How to create a Task which always yields?

Question

In contrast to Task.Wait() or Task.Result, await’ing a Task in C# 5 prevents the thread which executes the wait from lying fallow. Instead, the method using the await keyword needs to be async so that the call of await just makes the method to return a new task which represents the execution of the async method.

But when the await’ed Task completes before the async method has received CPU time again, the await recognizes the Task as finished and thus the async method will return the Task object only at a later time. In some cases this would be later than acceptable because it probably is a common mistake that a developer assumes the await’ing always defers the subsequent statements in his async method.

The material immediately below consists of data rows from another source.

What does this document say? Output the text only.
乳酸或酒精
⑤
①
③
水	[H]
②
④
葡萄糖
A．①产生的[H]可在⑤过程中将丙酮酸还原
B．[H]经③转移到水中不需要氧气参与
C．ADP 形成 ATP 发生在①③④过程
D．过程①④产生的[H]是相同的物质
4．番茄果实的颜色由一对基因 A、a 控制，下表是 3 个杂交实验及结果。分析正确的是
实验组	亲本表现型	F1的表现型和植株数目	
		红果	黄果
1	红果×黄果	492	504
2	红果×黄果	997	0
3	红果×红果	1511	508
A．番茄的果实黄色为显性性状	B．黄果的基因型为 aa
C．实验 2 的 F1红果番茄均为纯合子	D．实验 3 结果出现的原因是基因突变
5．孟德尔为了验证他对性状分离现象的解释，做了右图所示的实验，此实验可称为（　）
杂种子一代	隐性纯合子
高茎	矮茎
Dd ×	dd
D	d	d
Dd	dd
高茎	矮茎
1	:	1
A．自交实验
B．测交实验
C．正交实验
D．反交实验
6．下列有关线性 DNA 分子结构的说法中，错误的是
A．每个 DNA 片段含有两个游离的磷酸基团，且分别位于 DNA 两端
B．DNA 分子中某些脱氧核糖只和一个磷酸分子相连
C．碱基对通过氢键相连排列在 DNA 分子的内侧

The mistaken async method’s structure could look like the following:

async Task doSthAsync()
{
    var a = await getSthAsync();

    // perform a long operation
}

Then sometimes doSthAsync() will return the Task only after a long time.

I know it should rather be written like this:

async Task doSthAsync()
{
    var a = await getSthAsync();

    await Task.Run(() =>
    {
        // perform a long operation
    };
}

... or that:

async Task doSthAsync()
{
    var a = await getSthAsync();
    await Task.Yield();

    // perform a long operation
}

But I do not find the last two patterns pretty and want to prevent the mistake to occur. I am developing a framework which provides getSthAsync and the first structure shall be common. So getSthAsync should return an Awaitable which always yields like the YieldAwaitable returned by Task.Yield() does.

Unfortunately most features provided by the Task Parallel Library like Task.WhenAll(IEnumerable<Task> tasks) only operate on Tasks so the result of getSthAsync should be a Task.

So is it possible to return a Task which always yields?

Answer 1

First of all, the consumer of an async method shouldn't assume it will "yield" as that's nothing to do with it being async. If the consumer needs to make sure there's an offload to another thread they should use Task.Run to enforce that.

Second of all, I don't see how using Task.Run, or Task.Yield is problematic as it's used inside an async method which returns a Task and not a YieldAwaitable.

If you want to create a Task that behaves like YieldAwaitable you can just use Task.Yield inside an async method:

async Task Yield()
{
    await Task.Yield();
}

Edit:

As was mentioned in the comments, this has a race condition where it may not always yield. This race condition is inherent with how Task and TaskAwaiter are implemented. To avoid that you can create your own Task and TaskAwaiter:

public class YieldTask : Task
{
    public YieldTask() : base(() => {})
    {
        Start(TaskScheduler.Default);
    }

    public new TaskAwaiterWrapper GetAwaiter() => new TaskAwaiterWrapper(base.GetAwaiter());
}

public struct TaskAwaiterWrapper : INotifyCompletion
{
    private TaskAwaiter _taskAwaiter;

    public TaskAwaiterWrapper(TaskAwaiter taskAwaiter)
    {
        _taskAwaiter = taskAwaiter;
    }

    public bool IsCompleted => false;
    public void OnCompleted(Action continuation) => _taskAwaiter.OnCompleted(continuation);
    public void GetResult() => _taskAwaiter.GetResult();
}

This will create a task that always yields because IsCompleted always returns false. It can be used like this:

public static readonly YieldTask YieldTask = new YieldTask();

private static async Task MainAsync()
{
    await YieldTask;
    // something
}

Note: I highly discourage anyone from actually doing this kind of thing.